Death penalty opponents, including, for example, the ACLU, argue that capital punishment is too expensive, certainly compared to the costs of life without parole, and that we would be smarter and safer if we used the money currently invested in seeking capital punishment for more effective police work and other public safety programs. It all sounds nice. And it would be nice, if it were true.
1. Those who do their best to drive up the cost of capital prosecutions by filing multitudinous motions, including numerous eve-of-execution motions, are not ideally positioned to shed crocodile tears about the expenses they do everything they can to create. The majority of these motions, moreover, are not designed to make sure we have the "real killer." To the contrary, motions contesting factual guilt are by far the exception, not the rule. The procedure-oriented motions that actually get filed are mostly devoid of merit, and hundreds if not thousands of them are flat-out gaming the system.
2. While we can be happy to see the ACLU speak up in favor of expanded police power to help keep us safe, I have some trouble reconciling that with the more typical ACLU position, which is that even the present extent of police power is excessive if not affirmatively dangerous. This might lead a cynic to think that the ACLU position is not entirely sincere.
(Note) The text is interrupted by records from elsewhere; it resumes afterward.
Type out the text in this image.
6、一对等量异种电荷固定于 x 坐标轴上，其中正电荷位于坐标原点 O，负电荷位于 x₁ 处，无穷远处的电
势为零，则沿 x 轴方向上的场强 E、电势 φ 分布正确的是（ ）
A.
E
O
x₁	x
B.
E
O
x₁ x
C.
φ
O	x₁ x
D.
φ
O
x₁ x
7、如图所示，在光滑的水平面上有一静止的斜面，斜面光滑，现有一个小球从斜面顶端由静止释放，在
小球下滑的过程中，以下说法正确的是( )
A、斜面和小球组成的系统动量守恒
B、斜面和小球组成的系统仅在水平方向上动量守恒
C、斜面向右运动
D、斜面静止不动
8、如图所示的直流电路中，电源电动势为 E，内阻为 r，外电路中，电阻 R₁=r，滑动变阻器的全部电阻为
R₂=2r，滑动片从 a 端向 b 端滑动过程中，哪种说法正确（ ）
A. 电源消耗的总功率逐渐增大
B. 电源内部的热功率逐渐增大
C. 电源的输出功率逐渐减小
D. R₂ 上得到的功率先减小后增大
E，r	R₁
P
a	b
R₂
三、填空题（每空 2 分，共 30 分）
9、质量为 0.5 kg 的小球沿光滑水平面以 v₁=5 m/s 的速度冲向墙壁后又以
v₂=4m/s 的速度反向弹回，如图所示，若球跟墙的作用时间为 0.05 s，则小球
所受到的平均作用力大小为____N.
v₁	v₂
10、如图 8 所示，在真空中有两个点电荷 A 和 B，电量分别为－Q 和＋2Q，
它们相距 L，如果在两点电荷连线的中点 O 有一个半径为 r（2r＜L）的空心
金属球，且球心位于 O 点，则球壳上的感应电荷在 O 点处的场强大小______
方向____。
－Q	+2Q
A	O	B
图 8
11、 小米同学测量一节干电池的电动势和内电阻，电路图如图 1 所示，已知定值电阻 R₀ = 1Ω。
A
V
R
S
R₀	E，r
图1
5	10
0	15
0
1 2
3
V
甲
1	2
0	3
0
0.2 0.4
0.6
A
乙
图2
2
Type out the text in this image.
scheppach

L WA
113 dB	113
3. I am no expert on the finances of either capital punishment or imprisonment, but I believe there is room to question the assertion that death penalty litigation costs more, and perhaps vastly more, than LWOP. If a murderer is imprisoned at 30 and dies at 70, the taxpayers will be on the hook for 40 years of incarceration. With the elaborate additional security that will be needed for inmates of this type -- killers who'll know they have nothing but canteen privileges to lose by doing it again -- the costs of 40 years' imprisonment are certain to be enormous.
4. Assuming arguendo that capital litigation does indeed cost substantially more than LWOP, however, the question whether it's worth the candle is for the taxpayers to decide. It is well known that these prosecutions are costly (well known because abolitionists make sure it is). Despite this, public support for the death penalty is overwhelming, and has remained stable or grown slightly over the last five years.
5. The centerpiece of the argument -- that we are safer without capital punishment and its costs than with it -- is demonstrably incorrect. Indeed, recent history proves beyond sensible dispute that we are more secure when executions are carried out and more endangered when they are constrained. In other words, so far as the "moratorium" goes -- been there, done that. Abolitionists tend not to talk about this, or if they must, do so in dismissive tones. This is why:
In the late sixties and seventies, the United States had a virtual suspension of executions. From the end of 1965 through 1980, there were only six of them. Over that same 15-year period, the murder rate doubled. It rose from 5.1 murder victims per 100,000 to 10.2. The number of murders in 1965 was slightly less than 10,000; the number in 1980 was 23,040 -- an increase of somewhat more than 13,000 murder victims per year.
When the moratorium petered out and executions began again in significant numbers, a very different picture emerged. In the 15-year period from 1991 to 2005 (inclusive), there were 861 executions. In that same period, the murder rate dropped from 9.8 to 5.5 -- a decrease of 44%. The number of murder victims decreased from 24,700 to about 16,200. In other words, with the end of the moratorium and the resumption of executions, there were more than 8000 fewer murder victims in a single year. To my knowledge, no one has claimed, much less shown, that funneling more money to the police will result in anything approaching that enormous improvement in public safety.
Of course it is almost certainly the case that circumstances in addition to the resumption of capital punishment contributed to the precipitous decline in the murder rate. But to say that we would be safer by eliminating the death penalty simply blinks the reality of the last 50 years.
The readers of this blog who are not members of the choir you are preaching to get most nervous regarding what you appropriately term the "centerpiece of the argument." In a world where the deterrent effect of capital punishment is an unassailable fact, apologists for criminal behavior would have no credibility, no ability to mold legislation, and would fall from their lofty perch atop the moral high ground.